Council shelves restaurant bill

A District Council committee delayed action on a bill last week that would have banned restaurants from charging a cover fee and limit the size of their dance floors to 100 square feet.

The bill, sponsored by Ward Two’s Jack Evans, was delayed pending an Alcohol and Beverage Control task force study into the bill’s effect on businesses. Evans put forth the bill to counter District establishments that are licensed as restaurants but act as nightclubs.

“(The bill) will in all likelihood die,” Committee on Consumer and Regulatory Affairs Chairman Sharon Ambrose said later, in a telephone interview with The Washington Post. “I think the bill was a little draconian. We have to get at this issue in a different way.”

District law dictates that a restaurant make 45 percent of its gross receipts from food, but many establishments have been skirting that rule, ABC board officials said.
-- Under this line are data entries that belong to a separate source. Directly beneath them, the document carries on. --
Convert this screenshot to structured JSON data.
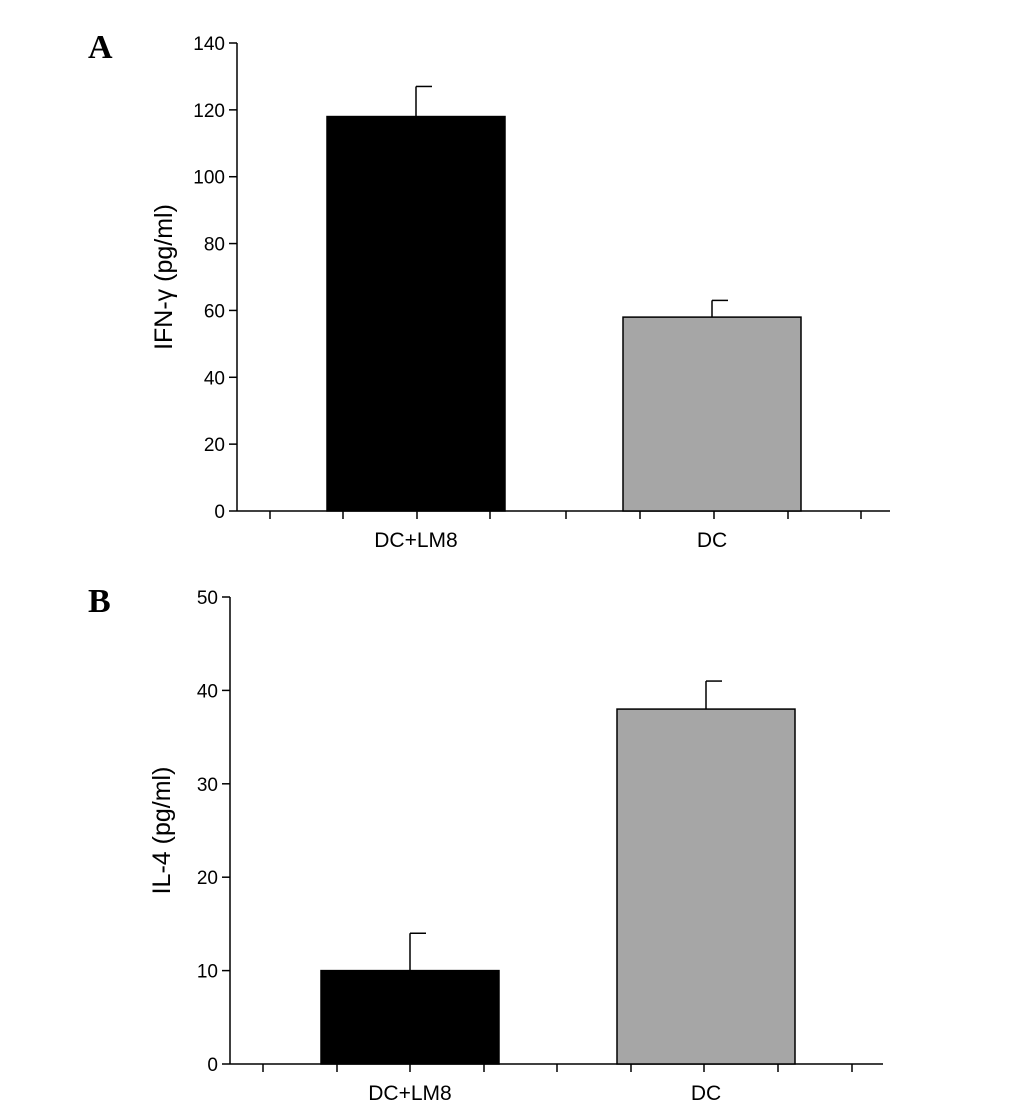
{
  "chart_data": [
    {
      "type": "bar",
      "panel": "A",
      "categories": [
        "DC+LM8",
        "DC"
      ],
      "values": [
        118,
        58
      ],
      "errors": [
        9,
        5
      ],
      "colors": [
        "#000000",
        "#a6a6a6"
      ],
      "ylabel": "IFN-γ (pg/ml)",
      "ylim": [
        0,
        140
      ],
      "yticks": [
        0,
        20,
        40,
        60,
        80,
        100,
        120,
        140
      ],
      "grid": false
    },
    {
      "type": "bar",
      "panel": "B",
      "categories": [
        "DC+LM8",
        "DC"
      ],
      "values": [
        10,
        38
      ],
      "errors": [
        4,
        3
      ],
      "colors": [
        "#000000",
        "#a6a6a6"
      ],
      "ylabel": "IL-4 (pg/ml)",
      "ylim": [
        0,
        50
      ],
      "yticks": [
        0,
        10,
        20,
        30,
        40,
        50
      ],
      "grid": false
    }
  ]
}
They earn more money instead from cover charges and alcoholic drinks.

Newsman talks at
Barnes and Noble

Peter Jennings, anchor of ABC’s World News Tonight, spoke to a crowd of more than 100 at the Barnes and Noble bookstore in Georgetown Thursday, addressing the challenges of being a newsman in the post September 11 world and promoting his new book, In Search of America.

“History is not about the past, it is about today,” Jennings said. He called his latest book, “a journey through the United States, and into the great themes of American identity.”

Jennings and his co-writer Todd Brewster said the book was not inspired by the events of September 11. Jennings described the book as “how the ideals and principles on which the United States was founded have withstood the inexorable march of time.”

Following questions about the book, the audience asked questions about how Jennings was able to maintain a relatively stoic persona during the events surrounding September 11.

“I didn’t realize how devastating it was,” Jennings said. “(The American people) gathered around the TV as if it was a campfire. But most of all, I tried not to let my personal emotions get involved.”

Jennings concluded his speech by quoting a phrase in his book. “American principles have been attacked, shaken, adapted and assaulted,” he said. “Yet, remarkably, they endure.”